Along the south side of Chico Creek, Bidwell planted various oaks that still survive. In 1887, when the State Normal School was established in Chico, California incense cedars and London plane (sycamore) soon went in on the west and south sides of the original administration building; a half dozen of these remain, including the striking plane tree in front of Kendall Hall, recently dedicated as the Founders Tree.
Recent tree plantings include red chestnut, black tupelo, and cutleaf zelkova. Unusual old shrubs include several in front of the mansion: cockspur coral from Brazil, a white-flowered magnolia from China, and strawberry bush from southern France. Last month, arboretum volunteers placed more than 200 tree labels on these and other plants to help visitors identify the specimens.

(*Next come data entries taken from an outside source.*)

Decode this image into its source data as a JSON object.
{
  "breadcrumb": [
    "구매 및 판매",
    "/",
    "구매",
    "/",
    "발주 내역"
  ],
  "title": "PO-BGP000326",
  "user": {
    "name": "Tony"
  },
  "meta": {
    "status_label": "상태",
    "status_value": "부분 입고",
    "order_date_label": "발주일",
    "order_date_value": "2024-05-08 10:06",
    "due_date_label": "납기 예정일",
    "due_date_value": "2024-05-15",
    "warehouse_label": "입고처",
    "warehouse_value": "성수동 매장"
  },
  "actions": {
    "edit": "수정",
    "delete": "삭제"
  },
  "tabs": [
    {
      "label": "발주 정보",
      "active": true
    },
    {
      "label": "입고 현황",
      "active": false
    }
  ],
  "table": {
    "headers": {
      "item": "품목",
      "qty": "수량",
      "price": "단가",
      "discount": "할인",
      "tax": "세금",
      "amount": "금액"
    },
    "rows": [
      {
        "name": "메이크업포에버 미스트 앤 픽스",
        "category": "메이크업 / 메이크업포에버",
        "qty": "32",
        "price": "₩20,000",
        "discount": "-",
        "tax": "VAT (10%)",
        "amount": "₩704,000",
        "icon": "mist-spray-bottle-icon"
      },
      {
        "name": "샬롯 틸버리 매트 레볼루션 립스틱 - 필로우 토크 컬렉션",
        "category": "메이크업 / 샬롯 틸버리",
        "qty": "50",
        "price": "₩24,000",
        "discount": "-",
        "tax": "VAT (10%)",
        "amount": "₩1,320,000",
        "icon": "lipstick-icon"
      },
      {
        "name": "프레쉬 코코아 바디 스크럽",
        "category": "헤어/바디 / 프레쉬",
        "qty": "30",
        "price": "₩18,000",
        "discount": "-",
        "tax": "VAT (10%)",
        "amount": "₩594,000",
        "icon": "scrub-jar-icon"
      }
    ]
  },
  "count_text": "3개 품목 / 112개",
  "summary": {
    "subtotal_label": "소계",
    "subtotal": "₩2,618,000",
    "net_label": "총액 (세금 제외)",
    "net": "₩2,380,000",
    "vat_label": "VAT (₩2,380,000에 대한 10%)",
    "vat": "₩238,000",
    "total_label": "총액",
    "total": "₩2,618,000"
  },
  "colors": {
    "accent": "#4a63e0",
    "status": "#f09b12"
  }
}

The trip leaders will discuss current horticultural and pruning practices as well as make suggestions as to selection of plants for Chico yards. Participants are encouraged to bring in leaves from plants they wish to have identified or talk about problems they are having with insects or diseases.

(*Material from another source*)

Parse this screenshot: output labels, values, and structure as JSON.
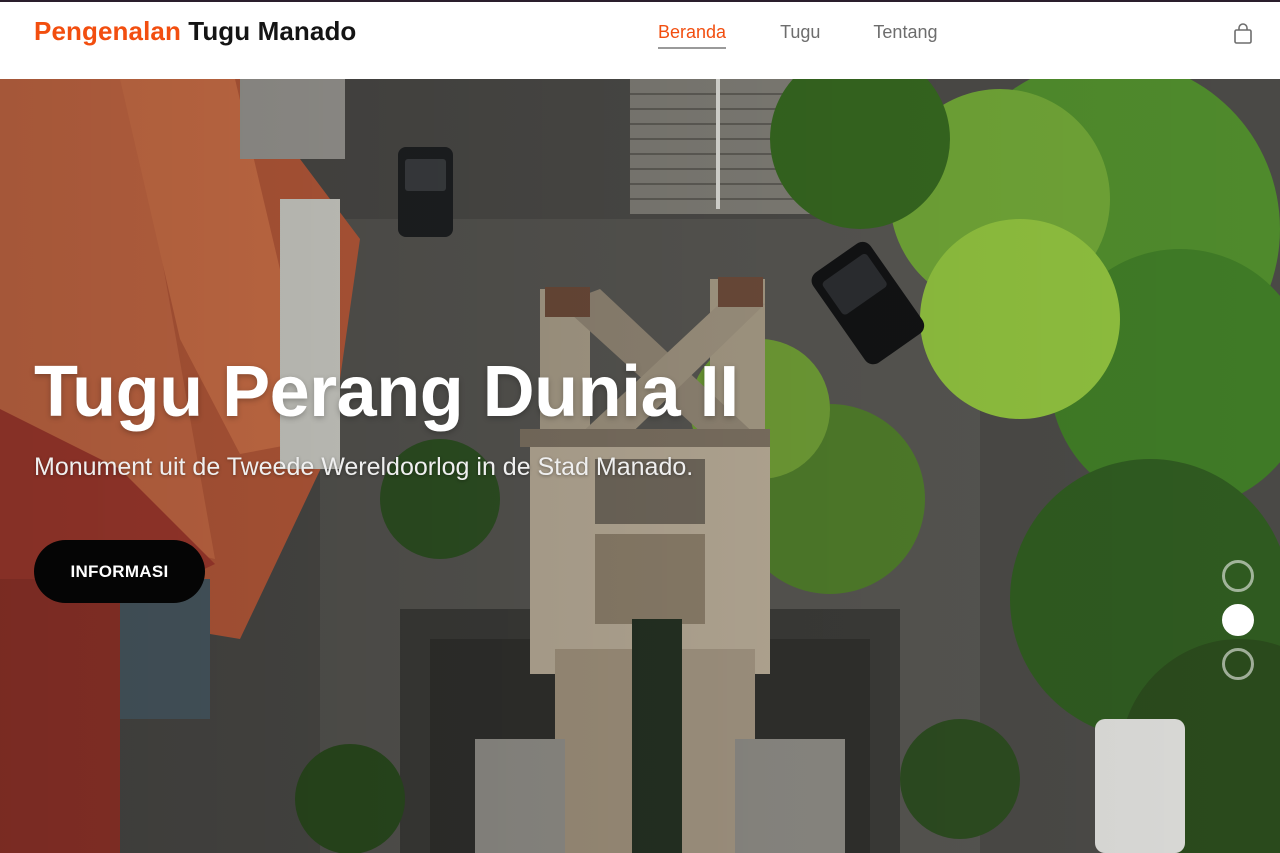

Available at the Mansion Information Center is a map and guide to the mansion and the University trees and shrubs, titled “Campus Trees.” Also available is a map and guide, “Campus Creekside Nature Walk.” These can also be purchased at the campus bookstore and at the Department of Biological Sciences office in Holt Hall.
Further information about the tours can be obtained from the Bidwell Mansion State Historic Park at 895-6144 or from the University at 898-6222. Leaders of the tours will be Durbin Sayers, manager of grounds; Emeritus Professor of Biology Wes Dempsey; and Gerry Ingco, retired forester.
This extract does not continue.